Begitu ia tiba di rumah kayu milik Lanto, Boe disambut oleh lelaki tua kurus dengan mata yang tetap tajam meski tubuhnya ringkih. Lanto tidak banyak basa-basi. Ia hanya mempersilakan Boe duduk dan menyerahkan sebuah map plastik bening berisi lembaran lusuh, sebagian terlipat, sebagian lembap. Boe membukanya perlahan. Di dalamnya, ia menemukan halaman demi halaman tulisan tangan milik Septa, lengkap dengan sketsa lereng, peta kontur, dan analisa konservasi air yang mereka buat saat usia mereka belum genap dua puluh lima tahun. Di pojok kanan bawah halaman terakhir, ada tulisan yang ditulis dengan tinta biru muda: “Jika suatu saat Boe kembali ke sini, tanamlah kembali yang pernah kita tanam bersama. Bukan pohon, tapi kepercayaan.”
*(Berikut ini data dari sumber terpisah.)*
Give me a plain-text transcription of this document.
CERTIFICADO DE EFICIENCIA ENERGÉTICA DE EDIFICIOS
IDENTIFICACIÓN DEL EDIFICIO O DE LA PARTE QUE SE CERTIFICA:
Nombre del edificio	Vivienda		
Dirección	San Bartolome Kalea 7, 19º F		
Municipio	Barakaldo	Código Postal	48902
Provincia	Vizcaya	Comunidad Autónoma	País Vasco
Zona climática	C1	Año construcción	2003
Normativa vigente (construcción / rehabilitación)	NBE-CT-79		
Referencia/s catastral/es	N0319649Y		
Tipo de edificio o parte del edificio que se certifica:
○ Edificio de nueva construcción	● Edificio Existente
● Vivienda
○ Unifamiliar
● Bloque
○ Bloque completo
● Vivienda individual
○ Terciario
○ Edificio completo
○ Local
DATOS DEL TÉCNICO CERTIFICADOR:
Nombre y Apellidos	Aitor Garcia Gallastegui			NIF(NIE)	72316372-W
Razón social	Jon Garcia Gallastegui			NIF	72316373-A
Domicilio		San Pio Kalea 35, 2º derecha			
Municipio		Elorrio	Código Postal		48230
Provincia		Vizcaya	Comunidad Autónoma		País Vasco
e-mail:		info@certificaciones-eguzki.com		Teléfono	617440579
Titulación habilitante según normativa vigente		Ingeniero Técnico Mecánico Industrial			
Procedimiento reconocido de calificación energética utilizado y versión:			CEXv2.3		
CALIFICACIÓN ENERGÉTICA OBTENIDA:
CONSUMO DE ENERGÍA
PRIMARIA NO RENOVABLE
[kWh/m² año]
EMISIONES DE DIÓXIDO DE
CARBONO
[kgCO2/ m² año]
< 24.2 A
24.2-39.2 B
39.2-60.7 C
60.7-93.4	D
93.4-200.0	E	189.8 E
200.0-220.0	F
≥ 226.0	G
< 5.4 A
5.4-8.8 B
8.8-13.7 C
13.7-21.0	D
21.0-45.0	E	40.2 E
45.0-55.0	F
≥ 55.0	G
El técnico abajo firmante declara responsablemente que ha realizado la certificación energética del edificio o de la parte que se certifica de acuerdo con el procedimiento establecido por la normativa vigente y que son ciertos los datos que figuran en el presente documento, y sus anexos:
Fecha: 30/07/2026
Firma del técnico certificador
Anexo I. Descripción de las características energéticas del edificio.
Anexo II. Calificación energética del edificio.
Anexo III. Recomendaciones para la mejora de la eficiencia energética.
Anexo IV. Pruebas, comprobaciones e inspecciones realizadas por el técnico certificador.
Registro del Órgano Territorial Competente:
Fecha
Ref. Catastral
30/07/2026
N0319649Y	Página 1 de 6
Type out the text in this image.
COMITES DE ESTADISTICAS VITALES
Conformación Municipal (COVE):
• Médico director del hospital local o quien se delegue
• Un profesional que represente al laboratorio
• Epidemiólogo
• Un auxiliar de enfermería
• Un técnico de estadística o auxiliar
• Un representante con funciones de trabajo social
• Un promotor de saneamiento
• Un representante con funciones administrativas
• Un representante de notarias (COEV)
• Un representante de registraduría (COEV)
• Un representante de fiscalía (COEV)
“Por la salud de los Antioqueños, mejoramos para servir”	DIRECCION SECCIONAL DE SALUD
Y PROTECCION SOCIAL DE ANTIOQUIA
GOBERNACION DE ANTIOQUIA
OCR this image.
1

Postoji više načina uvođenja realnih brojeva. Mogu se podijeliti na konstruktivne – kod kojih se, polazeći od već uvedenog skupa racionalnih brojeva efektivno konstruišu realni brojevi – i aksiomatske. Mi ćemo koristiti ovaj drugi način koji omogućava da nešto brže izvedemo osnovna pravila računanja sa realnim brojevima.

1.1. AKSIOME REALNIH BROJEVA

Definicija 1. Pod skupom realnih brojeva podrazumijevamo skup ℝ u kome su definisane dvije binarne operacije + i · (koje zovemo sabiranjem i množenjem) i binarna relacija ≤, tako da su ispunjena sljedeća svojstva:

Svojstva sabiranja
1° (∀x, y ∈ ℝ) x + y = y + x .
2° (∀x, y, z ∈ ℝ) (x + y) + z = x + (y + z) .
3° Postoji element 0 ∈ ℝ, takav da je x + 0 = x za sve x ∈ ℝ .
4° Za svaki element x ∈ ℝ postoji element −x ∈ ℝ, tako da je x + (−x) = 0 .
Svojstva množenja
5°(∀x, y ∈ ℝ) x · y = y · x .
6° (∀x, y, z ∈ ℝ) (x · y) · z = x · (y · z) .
Boe terdiam. Matanya menatap huruf-huruf itu lama, seakan mencoba mendengar suara yang sudah lama tak ia dengar. Ia lalu bertanya pelan, “Dari mana Bapak dapat ini?” Lanto menjawab, “Seorang warga temukan di rumah tua yang terbakar setengah. Disimpan di loteng. Lalu satu hari sebelum meninggal, ibunya bilang, ‘Kalau jalan itu mau dibuka, kembalikan dulu surat itu ke orangnya.’ Dan sekarang, kamu di sini.”